You are eligible to apply for OAS pension and benefits if you are a legal Canadian resident who’s at least 65 and who has resided in Canada for at least 10 years since age 18. Additionally, your net income must be below the maximum amount for a given benefit is eligible to apply for OAS pension and benefits. Your eligibility is not affected by your employment history; you can receive an OAS pension even if you’ve never worked.

If you are currently residing outside Canada, you are eligible for OAS pension and benefits if you are 65 years old, were a Canadian citizen or legal resident on the day before you left Canada, and have lived in Canada for at least 20 years since you turned 18.

If you don’t fit either of these descriptions, you might still qualify if you have lived in or contributed to the social security system of a country with which Canada has established a social security agreement.

To be eligible for a full pension you must have resided in Canada for at least 40 years since your 18th birthday. Additionally, if you were born on or before July 1, 1952, there are some other eligibility requirements that apply. To be eligible for a partial pension you must have resided in Canada for at least 10 years since your 18th birthday and currently reside in Canada.

How do you apply for OAS?

Since 2013, the Canadian government has been automatically enrolling eligible seniors to receive OAS pension, and in December 2017, they expended automatic enrollment to include the GIS.
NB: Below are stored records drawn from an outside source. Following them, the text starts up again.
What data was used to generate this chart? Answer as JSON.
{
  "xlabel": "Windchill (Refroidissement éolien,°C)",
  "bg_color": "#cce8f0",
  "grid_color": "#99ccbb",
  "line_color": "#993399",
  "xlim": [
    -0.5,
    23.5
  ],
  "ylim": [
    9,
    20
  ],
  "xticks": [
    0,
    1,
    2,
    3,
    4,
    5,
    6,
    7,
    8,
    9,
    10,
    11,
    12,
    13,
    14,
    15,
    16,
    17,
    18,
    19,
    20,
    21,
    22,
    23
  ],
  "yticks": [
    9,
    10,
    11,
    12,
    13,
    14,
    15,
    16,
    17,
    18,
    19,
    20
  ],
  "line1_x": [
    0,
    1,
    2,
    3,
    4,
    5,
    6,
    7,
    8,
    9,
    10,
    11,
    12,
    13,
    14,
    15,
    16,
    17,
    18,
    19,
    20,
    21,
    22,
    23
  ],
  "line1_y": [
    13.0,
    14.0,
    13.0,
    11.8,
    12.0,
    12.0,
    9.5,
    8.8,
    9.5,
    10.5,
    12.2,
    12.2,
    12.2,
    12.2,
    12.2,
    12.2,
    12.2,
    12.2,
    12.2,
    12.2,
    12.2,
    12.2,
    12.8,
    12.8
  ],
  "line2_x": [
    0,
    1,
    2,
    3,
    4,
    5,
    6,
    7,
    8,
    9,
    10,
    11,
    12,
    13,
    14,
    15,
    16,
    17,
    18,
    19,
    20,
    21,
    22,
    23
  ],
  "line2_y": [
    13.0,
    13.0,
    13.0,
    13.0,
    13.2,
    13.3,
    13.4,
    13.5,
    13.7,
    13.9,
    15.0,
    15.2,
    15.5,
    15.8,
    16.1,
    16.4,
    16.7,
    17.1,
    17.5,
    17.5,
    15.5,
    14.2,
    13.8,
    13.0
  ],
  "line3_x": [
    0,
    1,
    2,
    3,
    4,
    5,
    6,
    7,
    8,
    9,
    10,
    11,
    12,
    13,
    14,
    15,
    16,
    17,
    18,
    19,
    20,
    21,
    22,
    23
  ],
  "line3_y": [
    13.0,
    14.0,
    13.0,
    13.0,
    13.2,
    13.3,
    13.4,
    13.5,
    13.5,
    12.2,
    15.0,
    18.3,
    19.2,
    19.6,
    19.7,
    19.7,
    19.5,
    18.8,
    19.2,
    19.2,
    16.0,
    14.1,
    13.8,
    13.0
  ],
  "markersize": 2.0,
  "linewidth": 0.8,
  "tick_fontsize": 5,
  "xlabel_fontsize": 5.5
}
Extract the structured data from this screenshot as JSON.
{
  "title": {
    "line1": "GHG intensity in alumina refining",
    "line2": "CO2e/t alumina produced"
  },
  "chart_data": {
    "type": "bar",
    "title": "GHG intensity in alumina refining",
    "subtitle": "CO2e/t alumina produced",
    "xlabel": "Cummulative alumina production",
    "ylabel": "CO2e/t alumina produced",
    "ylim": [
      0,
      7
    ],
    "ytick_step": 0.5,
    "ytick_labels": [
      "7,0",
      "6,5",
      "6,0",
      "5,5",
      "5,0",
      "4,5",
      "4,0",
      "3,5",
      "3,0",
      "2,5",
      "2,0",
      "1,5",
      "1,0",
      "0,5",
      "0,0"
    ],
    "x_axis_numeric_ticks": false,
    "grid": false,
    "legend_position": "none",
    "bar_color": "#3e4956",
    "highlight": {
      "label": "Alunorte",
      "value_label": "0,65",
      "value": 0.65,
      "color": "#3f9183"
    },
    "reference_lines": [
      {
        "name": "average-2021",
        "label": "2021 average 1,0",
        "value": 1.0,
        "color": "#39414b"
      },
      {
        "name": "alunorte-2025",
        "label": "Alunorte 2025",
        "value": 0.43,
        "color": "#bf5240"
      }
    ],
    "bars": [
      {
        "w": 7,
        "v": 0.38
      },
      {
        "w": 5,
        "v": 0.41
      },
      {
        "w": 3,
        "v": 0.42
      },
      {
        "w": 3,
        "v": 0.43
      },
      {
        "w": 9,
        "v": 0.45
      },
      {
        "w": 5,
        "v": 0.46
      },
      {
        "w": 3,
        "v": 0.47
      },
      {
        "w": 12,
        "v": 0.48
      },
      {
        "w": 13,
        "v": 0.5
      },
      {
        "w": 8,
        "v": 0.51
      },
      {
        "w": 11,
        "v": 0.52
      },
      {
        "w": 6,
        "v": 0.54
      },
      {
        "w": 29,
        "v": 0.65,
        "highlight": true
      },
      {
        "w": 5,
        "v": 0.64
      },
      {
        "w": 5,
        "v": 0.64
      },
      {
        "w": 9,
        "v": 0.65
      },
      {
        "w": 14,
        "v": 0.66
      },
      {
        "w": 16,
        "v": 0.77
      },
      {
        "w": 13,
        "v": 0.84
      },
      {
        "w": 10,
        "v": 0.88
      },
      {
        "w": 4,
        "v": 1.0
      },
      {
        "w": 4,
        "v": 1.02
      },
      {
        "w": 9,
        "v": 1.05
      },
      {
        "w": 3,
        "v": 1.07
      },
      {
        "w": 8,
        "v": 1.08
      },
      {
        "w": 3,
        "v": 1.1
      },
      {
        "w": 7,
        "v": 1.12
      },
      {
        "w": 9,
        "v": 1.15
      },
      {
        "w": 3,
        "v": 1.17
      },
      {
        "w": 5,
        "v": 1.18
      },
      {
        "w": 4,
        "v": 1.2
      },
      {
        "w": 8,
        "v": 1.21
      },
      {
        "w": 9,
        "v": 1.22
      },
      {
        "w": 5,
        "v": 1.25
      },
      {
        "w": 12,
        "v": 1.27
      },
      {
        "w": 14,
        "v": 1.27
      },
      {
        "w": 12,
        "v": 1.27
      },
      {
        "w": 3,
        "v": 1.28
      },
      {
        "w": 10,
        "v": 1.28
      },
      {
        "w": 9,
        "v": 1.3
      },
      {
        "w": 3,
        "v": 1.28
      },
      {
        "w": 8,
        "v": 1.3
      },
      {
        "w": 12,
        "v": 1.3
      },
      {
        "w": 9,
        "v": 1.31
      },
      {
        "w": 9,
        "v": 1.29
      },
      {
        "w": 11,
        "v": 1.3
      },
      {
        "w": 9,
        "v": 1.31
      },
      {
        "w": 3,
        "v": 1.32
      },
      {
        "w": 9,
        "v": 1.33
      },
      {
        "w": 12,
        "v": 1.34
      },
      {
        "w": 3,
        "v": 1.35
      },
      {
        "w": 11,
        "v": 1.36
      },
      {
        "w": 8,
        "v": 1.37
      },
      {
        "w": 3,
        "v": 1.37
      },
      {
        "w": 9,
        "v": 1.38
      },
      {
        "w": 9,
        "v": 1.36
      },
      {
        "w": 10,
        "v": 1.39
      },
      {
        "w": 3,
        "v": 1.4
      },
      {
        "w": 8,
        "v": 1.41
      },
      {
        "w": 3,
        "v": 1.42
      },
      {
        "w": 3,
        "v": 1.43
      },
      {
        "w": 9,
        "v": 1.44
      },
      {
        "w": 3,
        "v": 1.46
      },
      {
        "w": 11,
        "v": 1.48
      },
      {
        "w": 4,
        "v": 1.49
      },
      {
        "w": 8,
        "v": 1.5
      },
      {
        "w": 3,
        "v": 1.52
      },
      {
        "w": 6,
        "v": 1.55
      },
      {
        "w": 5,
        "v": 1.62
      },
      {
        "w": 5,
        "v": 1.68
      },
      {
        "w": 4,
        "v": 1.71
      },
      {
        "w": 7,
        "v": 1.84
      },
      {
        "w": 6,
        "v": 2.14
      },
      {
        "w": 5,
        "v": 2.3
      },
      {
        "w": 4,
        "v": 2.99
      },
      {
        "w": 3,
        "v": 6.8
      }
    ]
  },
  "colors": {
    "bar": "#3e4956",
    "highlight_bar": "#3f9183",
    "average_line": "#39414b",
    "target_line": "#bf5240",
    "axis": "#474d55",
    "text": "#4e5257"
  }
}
Those who can be automatically enrolled will receive a notification letter the month after their 64th birthday. If you do not receive such a letter, you will need to apply for the pension or benefits.

You can apply online or by mail at most 12 months before the date on which you want your pension to kick in. You must currently live in Canada to apply online. If you live abroad or prefer using mail, fill out a paper application and send it to Service Canada. You have the option to request retroactive payments for up to 11 months or reaching back to one month after your 65th birthday, whichever of those is the shortest period.

You’ll need to provide a range of personal information when you apply online for your OAS pension and the GIS:

  • your Social Insurance Number (SIN)

  • the SIN and date of birth of your spouse or common-law partner, if applicable

  • address information since age 18

  • the date you want to start receiving your pension

You can receive payments by direct deposit or by cheque. If you’d like to receive monthly amounts by direct deposit you must supply your banking information when you apply to enable digital payments. To receive cheques, you must mail a completed OAS and the GIS Application (ISP-3550) and certified true copies to Service Canada. Alternately you can bring them to a Service Canada office and have an employee certify your documents free of charge.

Be strategic about your OAS

Since the amount you receive in OAS pension depends on how long you’ve been in living in Canada, it’s a good idea to plan ahead about when you may want to start your benefits. If you can delay receiving them until as close to the 40-year timeframe as possible — or even defer them until later — then you’ll end up with more income.